Beyond this, there were some other interesting observations. Descending AAs grew faster than arch aneurysms. Initial size and growth were the major aneurysm-related factors determining outcomes, but female sex carried the highest overall risk. No clinical factors for accelerated growth and bad outcomes were discovered. Also, there were few non-fatal dissections or ruptures, so intervening before these events occur is important. In addition, only half of all deaths in this population were aneurysm-related, yet the observed mortality rate in ETTAA was considerably higher than the general English population. Thus, TAA patients have other comorbidities that need to be addressed.

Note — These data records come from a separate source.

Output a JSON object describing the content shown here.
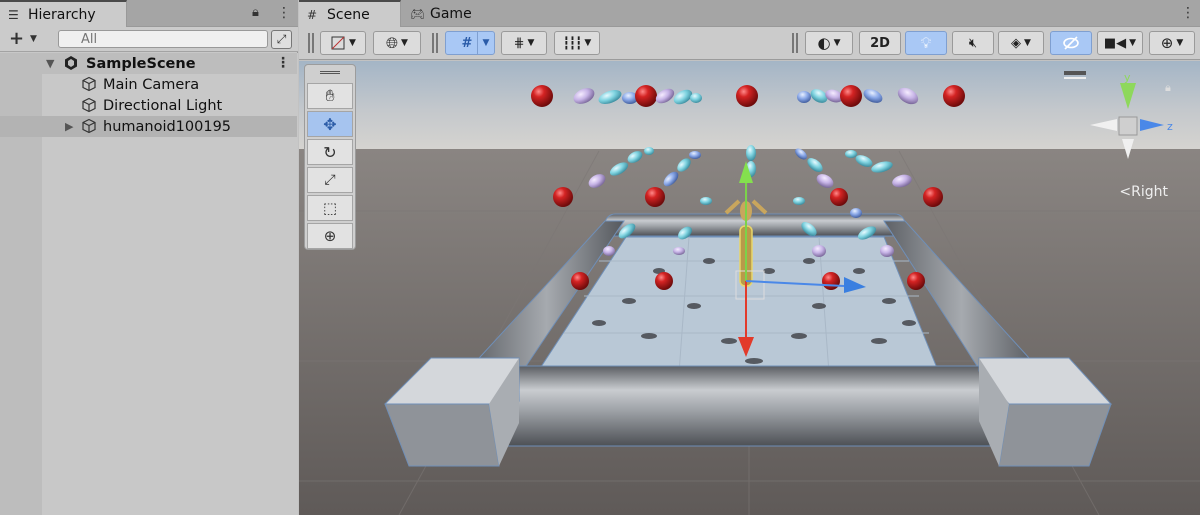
{
  "hierarchy": {
    "tab_label": "Hierarchy",
    "search_placeholder": "All",
    "scene_name": "SampleScene",
    "items": [
      {
        "label": "Main Camera"
      },
      {
        "label": "Directional Light"
      },
      {
        "label": "humanoid100195"
      }
    ]
  },
  "scene_view": {
    "tabs": [
      {
        "label": "Scene",
        "icon": "grid-icon"
      },
      {
        "label": "Game",
        "icon": "gamepad-icon"
      }
    ],
    "toolbar": {
      "mode_2d": "2D"
    },
    "orientation_label": "Right"
  },
  "colors": {
    "selection_blue": "#a9c8f5",
    "sky_top": "#a7b7c6",
    "ground": "#6e6967",
    "ball_red": "#c81c1c"
  }
}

Since this was an observational study of routine practice, no causal relationships can be inferred. Although the cohort was relatively large, there were several weaknesses. The authors excluded patients with ascending TAAs, which initially seems odd, but it is because they did not exclude patients with prior dissections or surgical correction of the ascending aorta. However, ascending aneurysms are more frequent and carry a bad prognosis. Also, only 7% of the aneurysms studied were in the arch, so this was largely a study of descending TAAs.
In addition, not all imaging studies were analyzed in the core lab, and the measurements were not indexed to body size. Finally, the follow-up period was rather short. Regardless, the study does point out convincingly that future guideline committees should consider aneurysm growth, patient sex, and age in addition to aneurysm size for determining the frequency of follow-up imaging.
Among patients with arch and descending thoracic aorta aneurysms followed over a mean of 20 months, aneurysm-related mortality was predicted by the size and growth rate of the aneurysms, along with age and sex.